Nous partirons de l’actualité des discours que Lacan avait caractérisée par « l’évaporation du père » [7]. C’est sur cette fonction qu’était bâti l’ordre symbolique qui définissait la fonction de la mère et la place des femmes. Il nous faut tenir compte notamment du bouleversement radical que l’avancée des sciences du vivant et le développement des technosciences ont introduit en matière de maternité : le désir d’enfant peut désormais s’affranchir des relations à l’autre sexe et des limites de la procréation naturelle. La modernité dénude ainsi dans une lumière plus vive, ce que Lacan concevait en 1975 comme le désir d’enfant côté femme : un désir en prise directe sur l’objet enfant, sans en passer par la relation à un homme.

Dans un contexte d’effacement des différences homme/femme, père/mère, la promotion de la parentalité, au sens de l’UN-Parent, tend à rendre obsolète le signifiant mère, tandis que dans le même temps le désir d’enfant s’étend et se généralise.
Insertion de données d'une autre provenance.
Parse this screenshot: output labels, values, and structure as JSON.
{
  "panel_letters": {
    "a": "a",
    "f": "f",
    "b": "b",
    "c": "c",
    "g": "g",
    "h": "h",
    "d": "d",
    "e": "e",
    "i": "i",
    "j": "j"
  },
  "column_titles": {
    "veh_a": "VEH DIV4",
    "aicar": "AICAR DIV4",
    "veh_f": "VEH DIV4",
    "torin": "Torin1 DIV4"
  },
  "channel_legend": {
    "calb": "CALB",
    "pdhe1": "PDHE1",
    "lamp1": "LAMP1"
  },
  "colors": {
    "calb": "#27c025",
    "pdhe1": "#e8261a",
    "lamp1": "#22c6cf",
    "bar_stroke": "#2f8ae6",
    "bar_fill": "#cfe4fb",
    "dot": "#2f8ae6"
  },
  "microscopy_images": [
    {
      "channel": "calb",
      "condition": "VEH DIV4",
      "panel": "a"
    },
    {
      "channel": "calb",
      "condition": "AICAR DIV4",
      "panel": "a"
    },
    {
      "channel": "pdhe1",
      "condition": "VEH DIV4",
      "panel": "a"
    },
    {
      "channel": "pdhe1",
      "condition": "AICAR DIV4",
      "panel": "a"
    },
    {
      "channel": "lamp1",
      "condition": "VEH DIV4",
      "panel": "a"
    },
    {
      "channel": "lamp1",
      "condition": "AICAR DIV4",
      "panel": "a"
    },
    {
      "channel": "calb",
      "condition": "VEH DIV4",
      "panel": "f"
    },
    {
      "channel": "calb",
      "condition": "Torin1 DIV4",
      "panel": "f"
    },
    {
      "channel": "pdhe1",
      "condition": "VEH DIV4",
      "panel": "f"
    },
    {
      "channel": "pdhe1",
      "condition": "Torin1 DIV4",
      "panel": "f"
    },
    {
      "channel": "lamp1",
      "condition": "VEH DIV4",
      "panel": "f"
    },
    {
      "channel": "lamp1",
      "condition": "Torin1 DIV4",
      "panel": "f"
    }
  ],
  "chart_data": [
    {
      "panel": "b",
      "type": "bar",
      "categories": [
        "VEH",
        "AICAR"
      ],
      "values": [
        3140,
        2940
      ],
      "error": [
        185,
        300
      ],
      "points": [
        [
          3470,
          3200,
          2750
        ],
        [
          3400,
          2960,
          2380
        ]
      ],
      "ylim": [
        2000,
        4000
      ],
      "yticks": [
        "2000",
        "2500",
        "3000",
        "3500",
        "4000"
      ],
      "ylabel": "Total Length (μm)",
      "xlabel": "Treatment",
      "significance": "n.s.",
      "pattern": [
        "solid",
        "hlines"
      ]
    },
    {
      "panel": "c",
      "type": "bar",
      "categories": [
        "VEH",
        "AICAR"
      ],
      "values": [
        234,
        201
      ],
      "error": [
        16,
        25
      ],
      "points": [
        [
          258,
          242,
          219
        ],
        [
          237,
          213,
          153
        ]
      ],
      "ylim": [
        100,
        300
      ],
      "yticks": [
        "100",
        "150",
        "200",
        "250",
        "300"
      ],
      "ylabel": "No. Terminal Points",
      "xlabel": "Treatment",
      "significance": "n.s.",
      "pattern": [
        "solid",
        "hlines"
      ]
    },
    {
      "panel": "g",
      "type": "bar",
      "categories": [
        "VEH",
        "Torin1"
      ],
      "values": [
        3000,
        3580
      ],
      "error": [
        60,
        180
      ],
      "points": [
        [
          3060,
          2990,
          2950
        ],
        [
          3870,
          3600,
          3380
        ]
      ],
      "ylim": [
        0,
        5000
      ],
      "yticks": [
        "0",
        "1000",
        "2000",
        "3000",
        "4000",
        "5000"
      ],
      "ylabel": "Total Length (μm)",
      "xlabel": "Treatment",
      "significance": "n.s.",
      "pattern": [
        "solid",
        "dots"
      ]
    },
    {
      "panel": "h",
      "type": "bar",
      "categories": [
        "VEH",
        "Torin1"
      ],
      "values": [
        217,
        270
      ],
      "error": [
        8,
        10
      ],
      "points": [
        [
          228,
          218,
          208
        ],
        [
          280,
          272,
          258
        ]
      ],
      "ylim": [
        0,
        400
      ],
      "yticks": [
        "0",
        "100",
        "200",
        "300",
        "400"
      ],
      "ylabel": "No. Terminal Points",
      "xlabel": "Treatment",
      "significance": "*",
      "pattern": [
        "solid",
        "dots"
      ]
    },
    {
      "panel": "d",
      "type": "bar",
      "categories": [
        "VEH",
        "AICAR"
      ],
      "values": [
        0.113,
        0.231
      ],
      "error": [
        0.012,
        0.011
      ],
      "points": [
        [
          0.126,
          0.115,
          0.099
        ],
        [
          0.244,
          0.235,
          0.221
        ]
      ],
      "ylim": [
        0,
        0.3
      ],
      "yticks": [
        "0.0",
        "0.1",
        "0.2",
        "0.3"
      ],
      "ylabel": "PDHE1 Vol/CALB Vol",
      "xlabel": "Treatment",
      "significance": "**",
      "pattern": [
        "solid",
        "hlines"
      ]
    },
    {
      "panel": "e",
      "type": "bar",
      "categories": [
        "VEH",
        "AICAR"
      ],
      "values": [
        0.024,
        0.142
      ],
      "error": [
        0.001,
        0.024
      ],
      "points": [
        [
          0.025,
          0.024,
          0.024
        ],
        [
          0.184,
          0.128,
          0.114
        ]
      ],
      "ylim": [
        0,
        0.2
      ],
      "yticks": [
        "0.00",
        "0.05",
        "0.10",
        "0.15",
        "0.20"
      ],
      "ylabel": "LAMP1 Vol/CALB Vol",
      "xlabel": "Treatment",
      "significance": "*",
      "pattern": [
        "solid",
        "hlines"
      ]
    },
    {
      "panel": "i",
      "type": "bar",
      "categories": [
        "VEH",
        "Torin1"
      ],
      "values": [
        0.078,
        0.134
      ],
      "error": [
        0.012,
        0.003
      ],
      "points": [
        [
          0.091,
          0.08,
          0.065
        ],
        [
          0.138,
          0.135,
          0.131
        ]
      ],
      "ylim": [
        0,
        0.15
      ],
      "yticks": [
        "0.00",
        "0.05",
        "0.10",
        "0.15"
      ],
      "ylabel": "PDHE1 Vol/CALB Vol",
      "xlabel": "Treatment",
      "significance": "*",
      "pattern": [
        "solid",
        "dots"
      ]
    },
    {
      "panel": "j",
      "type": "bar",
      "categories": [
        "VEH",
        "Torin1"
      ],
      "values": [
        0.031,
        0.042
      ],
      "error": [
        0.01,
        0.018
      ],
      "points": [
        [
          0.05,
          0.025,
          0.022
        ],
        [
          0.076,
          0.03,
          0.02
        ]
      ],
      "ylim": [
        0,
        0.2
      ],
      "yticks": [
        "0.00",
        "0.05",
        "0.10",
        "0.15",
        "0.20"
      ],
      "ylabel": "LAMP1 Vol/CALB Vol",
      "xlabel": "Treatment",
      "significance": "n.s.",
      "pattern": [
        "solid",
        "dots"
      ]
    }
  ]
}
Quelle est donc l’incidence sur le Madredonna de ce que Marie-Hélène Brousse avait nommé dans l’ouvrage Être mère [8], « extension du circuit de la mère », soit ce désir en prise directe sur l’enfant, lui-même capté comme un produit de l’industrie ?  Quelle est à cet égard la position de la psychanalyse dans le débat contemporain et ses développements éthiques ? Enfin qu’apprend-t-on d’une cure menée à son terme sur Madredonna mais aussi de ses effets sur le rapport à sa propre mère ? Ravage ? Ravissement ? Tendresse ?

Voici quelques questions parmi celles que nous aurons à aborder afin de nous y retrouver un peu face au mystère de notre propre « féminité corporelle »[9].

[1]Madredonna reprend en italien le titre que J.-A. Miller a proposé pour son article éponyme : « Mèrefemme », in La Cause du désir,n°89, p. 115-122. Nous nous référons également à l’intervention de J.-A. Miller au VI Convegno del Campo freudiano à Rome : Miller J.-A., « Madre Donna », AA.VV., Madre Donna, Atti del VI Convegno del Campo freudiano in Italia, Scuola Europea di Psicoanalisi Gruppo Italiano, 19-20 giugno 1993, Residenza di Ripetta, Roma, pp. 248.
[2]Miller J.-A., « Madre Donna », op. cit.
[3]Miller J.-A., « Mèrefemme », op. cit., p. 115-124.
[4]Lacan J., « Télévision », Autres écrits, Paris, Seuil, 2001, p. 532.
[5]Lacan J., « Propos directifs pour un congrès sur la sexualité féminine », Écrits, Paris, Seuil, 1966, p. 730.
[6]Lacan J., Le Séminaire, livre XXII, « R.S.I. », leçon du 3 mai 1975, Ornicar ?, p. 107-108.
[7]Lacan J., « Note sur le père », 1968, La Cause du désir, Paris, Navarin, n°89, mars 2015, p. 8.
[8]Brousse M.-H., « Horsexe », Être Mère, Navarin, 2014, p. 43-63.
[9]Lacan J., « Intervention sur le transfert », Écrits, Paris, Seuil, 1966, p. 220.